Its chief executive JB Straubel was also a co-founder and long-time chief technology officer of electric vehicles giant Tesla – giving him a unique insight into the lifecycle of lithium batteries and the future demand for the materials that make them.
He said: “To fight climate change, we need to solve the impact products have on the environment.
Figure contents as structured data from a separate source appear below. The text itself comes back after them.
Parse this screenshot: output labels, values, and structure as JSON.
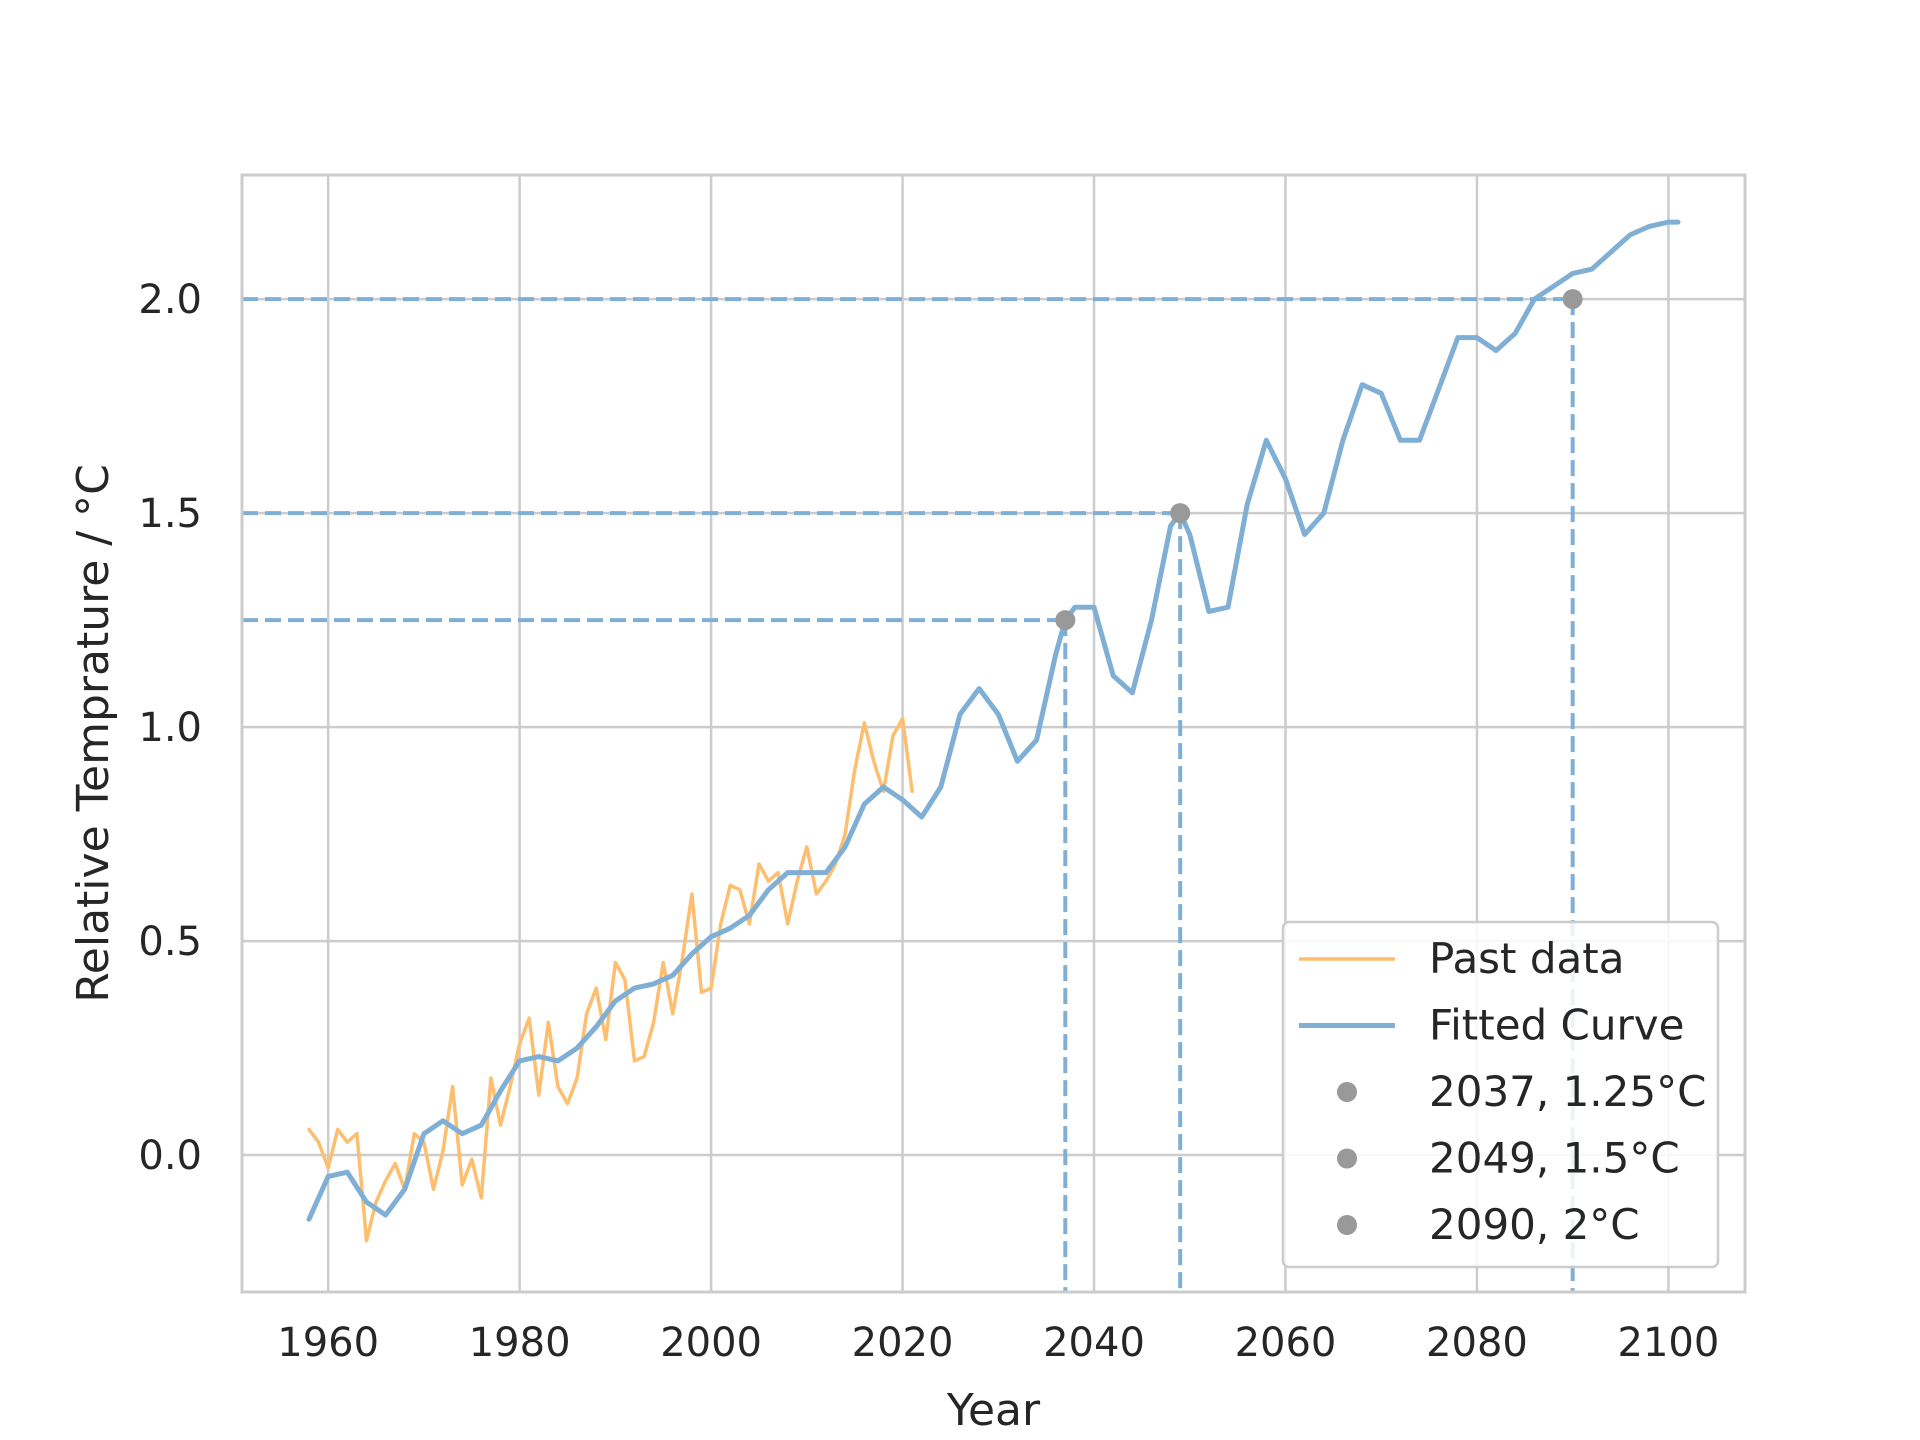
{
  "chart_data": {
    "type": "line",
    "title": "",
    "xlabel": "Year",
    "ylabel": "Relative Temprature / °C",
    "xlim": [
      1951,
      2108
    ],
    "ylim": [
      -0.32,
      2.29
    ],
    "xticks": [
      1960,
      1980,
      2000,
      2020,
      2040,
      2060,
      2080,
      2100
    ],
    "xtick_labels": [
      "1960",
      "1980",
      "2000",
      "2020",
      "2040",
      "2060",
      "2080",
      "2100"
    ],
    "yticks": [
      0.0,
      0.5,
      1.0,
      1.5,
      2.0
    ],
    "ytick_labels": [
      "0.0",
      "0.5",
      "1.0",
      "1.5",
      "2.0"
    ],
    "grid": true,
    "legend_position": "lower-right",
    "series": [
      {
        "name": "Past data",
        "kind": "line",
        "color": "#fdbf6f",
        "x": [
          1958,
          1959,
          1960,
          1961,
          1962,
          1963,
          1964,
          1965,
          1966,
          1967,
          1968,
          1969,
          1970,
          1971,
          1972,
          1973,
          1974,
          1975,
          1976,
          1977,
          1978,
          1979,
          1980,
          1981,
          1982,
          1983,
          1984,
          1985,
          1986,
          1987,
          1988,
          1989,
          1990,
          1991,
          1992,
          1993,
          1994,
          1995,
          1996,
          1997,
          1998,
          1999,
          2000,
          2001,
          2002,
          2003,
          2004,
          2005,
          2006,
          2007,
          2008,
          2009,
          2010,
          2011,
          2012,
          2013,
          2014,
          2015,
          2016,
          2017,
          2018,
          2019,
          2020,
          2021
        ],
        "y": [
          0.06,
          0.03,
          -0.03,
          0.06,
          0.03,
          0.05,
          -0.2,
          -0.11,
          -0.06,
          -0.02,
          -0.08,
          0.05,
          0.03,
          -0.08,
          0.01,
          0.16,
          -0.07,
          -0.01,
          -0.1,
          0.18,
          0.07,
          0.16,
          0.26,
          0.32,
          0.14,
          0.31,
          0.16,
          0.12,
          0.18,
          0.33,
          0.39,
          0.27,
          0.45,
          0.41,
          0.22,
          0.23,
          0.31,
          0.45,
          0.33,
          0.46,
          0.61,
          0.38,
          0.39,
          0.54,
          0.63,
          0.62,
          0.54,
          0.68,
          0.64,
          0.66,
          0.54,
          0.64,
          0.72,
          0.61,
          0.64,
          0.68,
          0.75,
          0.9,
          1.01,
          0.92,
          0.85,
          0.98,
          1.02,
          0.85
        ]
      },
      {
        "name": "Fitted Curve",
        "kind": "line",
        "color": "#7fafd4",
        "x": [
          1958,
          1960,
          1962,
          1964,
          1966,
          1968,
          1970,
          1972,
          1974,
          1976,
          1978,
          1980,
          1982,
          1984,
          1986,
          1988,
          1990,
          1992,
          1994,
          1996,
          1998,
          2000,
          2002,
          2004,
          2006,
          2008,
          2010,
          2012,
          2014,
          2016,
          2018,
          2020,
          2022,
          2024,
          2026,
          2028,
          2030,
          2032,
          2034,
          2036,
          2037,
          2038,
          2040,
          2042,
          2044,
          2046,
          2048,
          2049,
          2050,
          2052,
          2054,
          2056,
          2058,
          2060,
          2062,
          2064,
          2066,
          2068,
          2070,
          2072,
          2074,
          2076,
          2078,
          2080,
          2082,
          2084,
          2086,
          2088,
          2090,
          2092,
          2094,
          2096,
          2098,
          2100,
          2101
        ],
        "y": [
          -0.15,
          -0.05,
          -0.04,
          -0.11,
          -0.14,
          -0.08,
          0.05,
          0.08,
          0.05,
          0.07,
          0.15,
          0.22,
          0.23,
          0.22,
          0.25,
          0.3,
          0.36,
          0.39,
          0.4,
          0.42,
          0.47,
          0.51,
          0.53,
          0.56,
          0.62,
          0.66,
          0.66,
          0.66,
          0.72,
          0.82,
          0.86,
          0.83,
          0.79,
          0.86,
          1.03,
          1.09,
          1.03,
          0.92,
          0.97,
          1.17,
          1.25,
          1.28,
          1.28,
          1.12,
          1.08,
          1.25,
          1.47,
          1.5,
          1.45,
          1.27,
          1.28,
          1.52,
          1.67,
          1.58,
          1.45,
          1.5,
          1.67,
          1.8,
          1.78,
          1.67,
          1.67,
          1.79,
          1.91,
          1.91,
          1.88,
          1.92,
          2.0,
          2.03,
          2.06,
          2.07,
          2.11,
          2.15,
          2.17,
          2.18,
          2.18
        ]
      },
      {
        "name": "2037, 1.25°C",
        "kind": "point",
        "color": "#999999",
        "x": [
          2037
        ],
        "y": [
          1.25
        ]
      },
      {
        "name": "2049, 1.5°C",
        "kind": "point",
        "color": "#999999",
        "x": [
          2049
        ],
        "y": [
          1.5
        ]
      },
      {
        "name": "2090, 2°C",
        "kind": "point",
        "color": "#999999",
        "x": [
          2090
        ],
        "y": [
          2.0
        ]
      }
    ],
    "reference_lines": [
      {
        "x": 2037,
        "y": 1.25,
        "color": "#7fafd4",
        "style": "dashed"
      },
      {
        "x": 2049,
        "y": 1.5,
        "color": "#7fafd4",
        "style": "dashed"
      },
      {
        "x": 2090,
        "y": 2.0,
        "color": "#7fafd4",
        "style": "dashed"
      }
    ],
    "colors": {
      "grid": "#cccccc",
      "spine": "#cccccc",
      "text": "#262626"
    }
  }
}
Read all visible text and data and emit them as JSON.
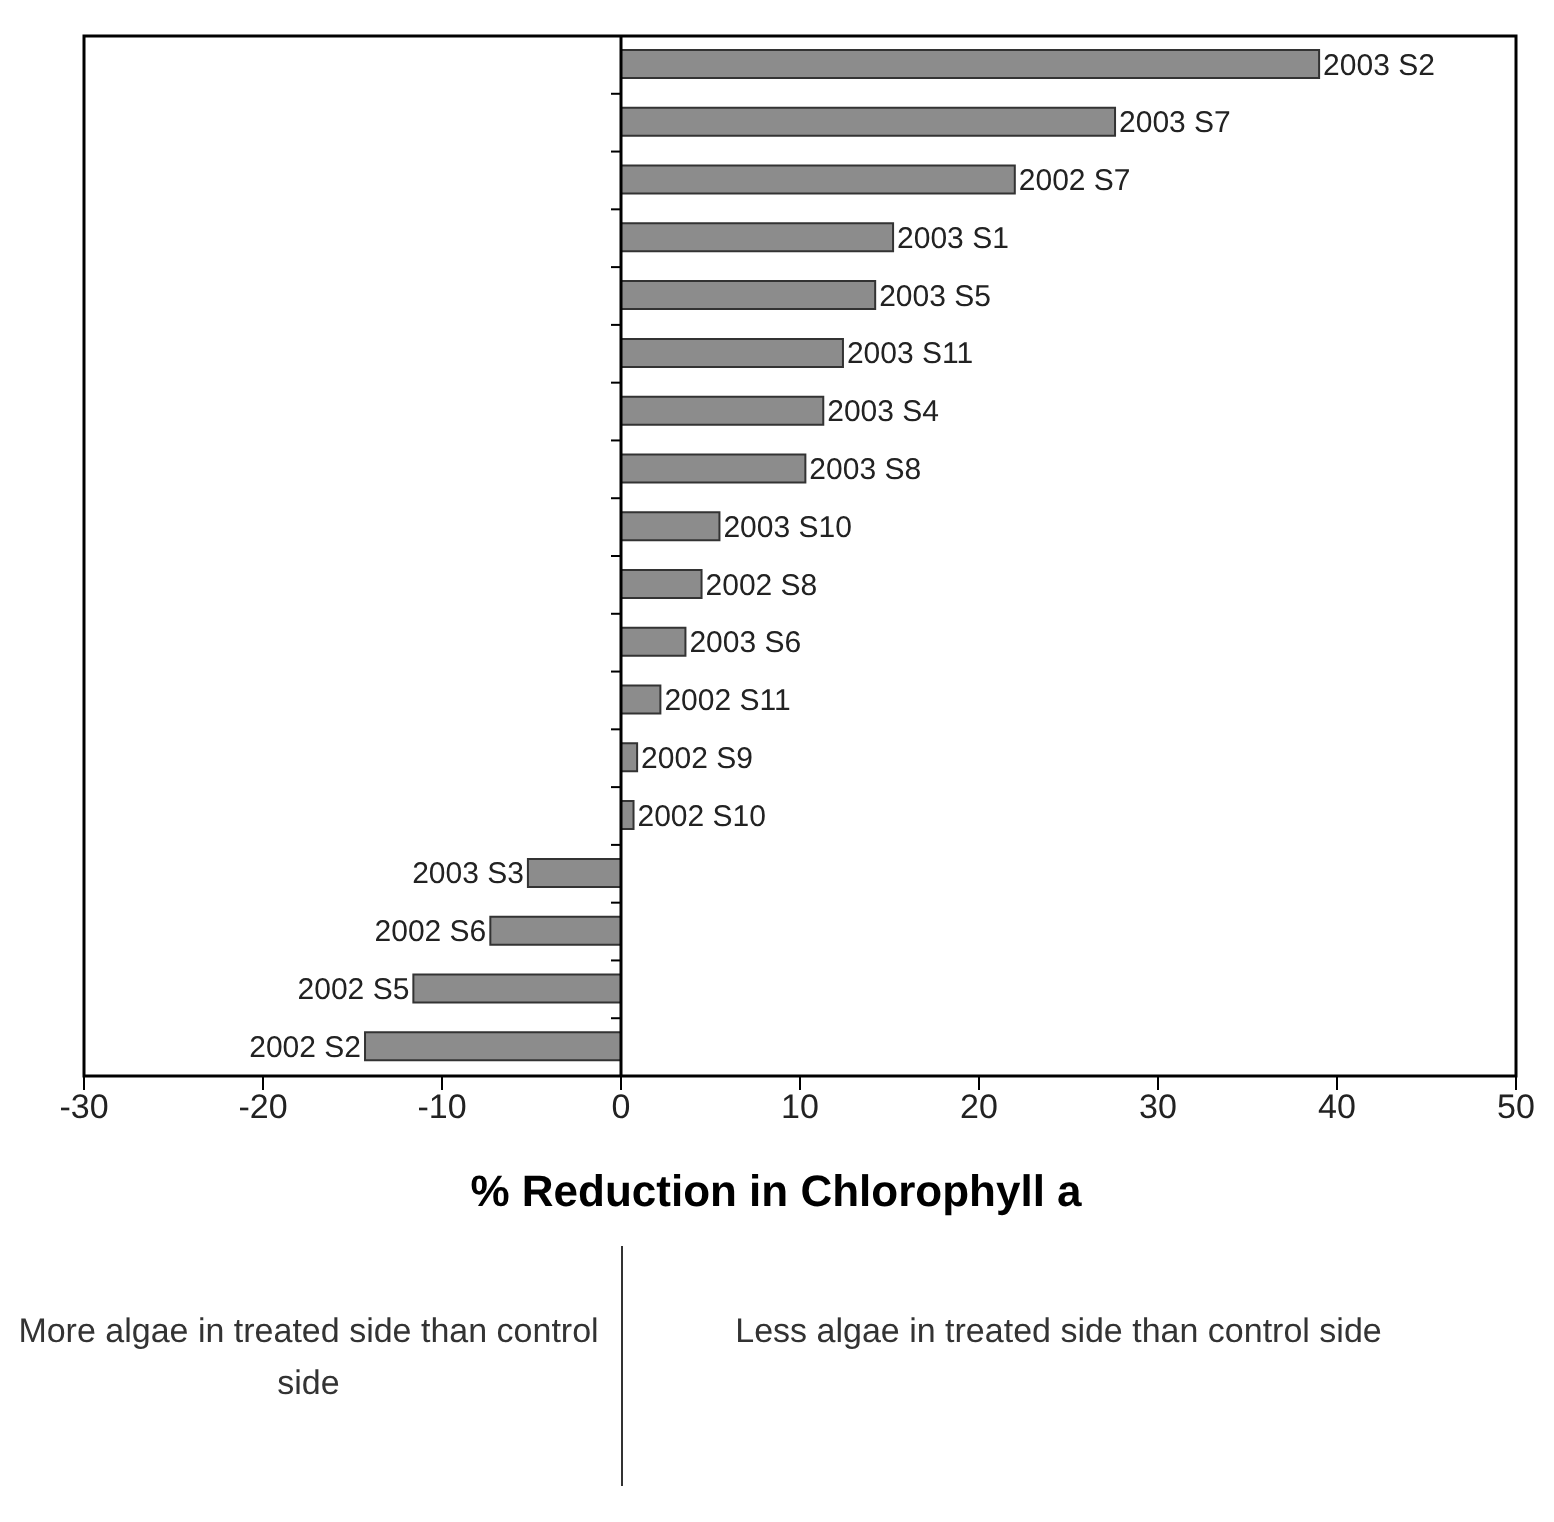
{
  "chart_data": {
    "type": "bar",
    "orientation": "horizontal",
    "xlabel": "% Reduction in Chlorophyll a",
    "categories": [
      "2003 S2",
      "2003 S7",
      "2002 S7",
      "2003 S1",
      "2003 S5",
      "2003 S11",
      "2003 S4",
      "2003 S8",
      "2003 S10",
      "2002 S8",
      "2003 S6",
      "2002 S11",
      "2002 S9",
      "2002 S10",
      "2003 S3",
      "2002 S6",
      "2002 S5",
      "2002 S2"
    ],
    "values": [
      39.0,
      27.6,
      22.0,
      15.2,
      14.2,
      12.4,
      11.3,
      10.3,
      5.5,
      4.5,
      3.6,
      2.2,
      0.9,
      0.7,
      -5.2,
      -7.3,
      -11.6,
      -14.3
    ],
    "color": "#8c8c8c",
    "xlim": [
      -30,
      50
    ],
    "xticks": [
      -30,
      -20,
      -10,
      0,
      10,
      20,
      30,
      40,
      50
    ],
    "grid": false,
    "legend": false,
    "annotations": [
      "More algae in treated side than control side",
      "Less algae in treated side than control side"
    ]
  }
}
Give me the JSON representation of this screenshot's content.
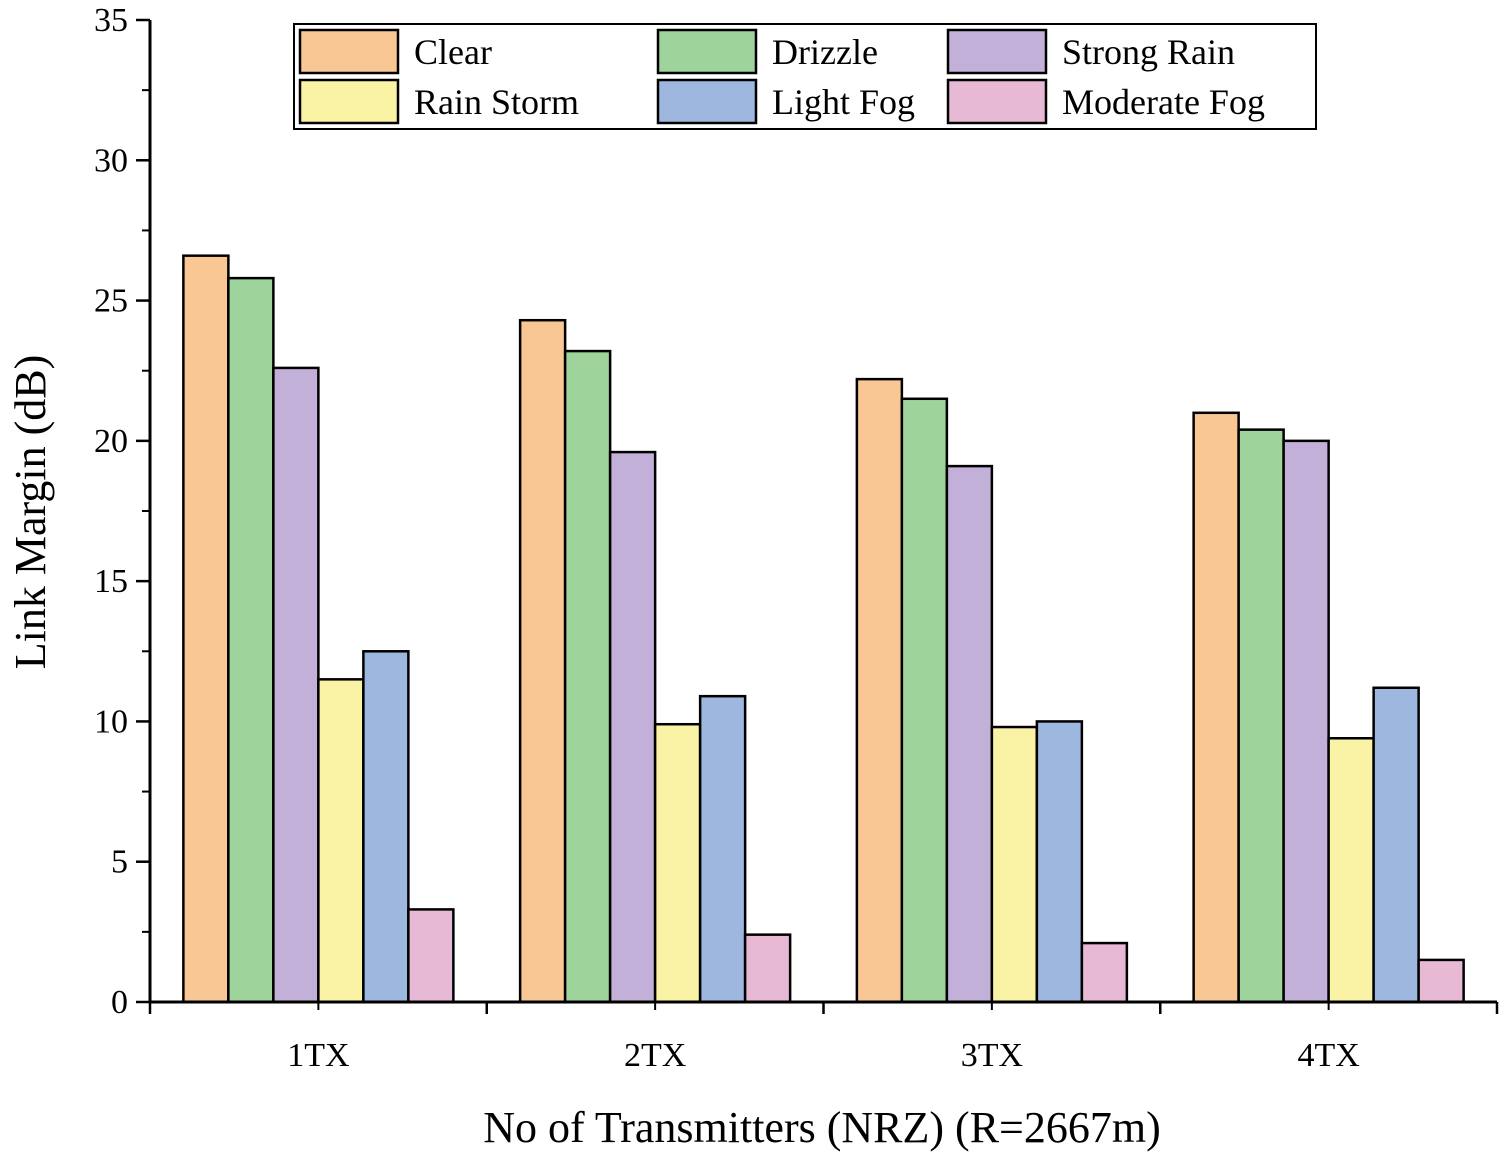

We’re honoured to be part of Amazon’s Climate Pledge Fund, and to build the closed-loop supply chain that will recycle batteries, electronics and other end of life products.”
The US-based company was founded in 2017, and has also attracted funding from Breakthrough Energy Ventures, a capital fund backed by several tech billionaires, including Bezos, Microsoft’s Bill Gates and Alibaba Group’s Jack Ma.
Rivian is an electric-vehicle manufacturer focused on “adventure” trucks – and has previously attracted the attention of Amazon, which has ordered 100,000 vehicles for its commercial operations.
Amazon is aiming to deploy the first 10,000 Rivian vehicles by 2020, with the rest in service by 2022 — helping the tech giant reduce the carbon footprint of its delivery operations.
Rivian founder and CEO RJ Scaringe said: “Amazon’s commitment to addressing climate change is perfectly aligned with Rivian’s mission. We are proud to be part of the Climate Pledge Fund.”
The US company says its trucks can deliver more than 400 miles of range, with customer deliveries expected to begin in 2021.
Turntide Technologies has developed an energy-efficient “smart” motor system, that is claimed to reduce energy use by 64%.
Amazon has been piloting the system in several of its buildings, and says the results so far have delivered “significantly reduced electricity usage”.
Ryan Morris, CEO and chairman of the US-based company, said: “Electric motors consume half the world’s electricity, making them one of the largest contributors to climate change. Today, 98% of motors are based on an 1888 design by Nikola Tesla, but have been difficult to improve without resorting to expensive materials, including rare earth minerals.
“Turntide’s mission is to replace the world’s electric motors with optimal efficiency motor systems, an essential step to help companies decrease their carbon footprint and reach their goal of net-zero carbon.”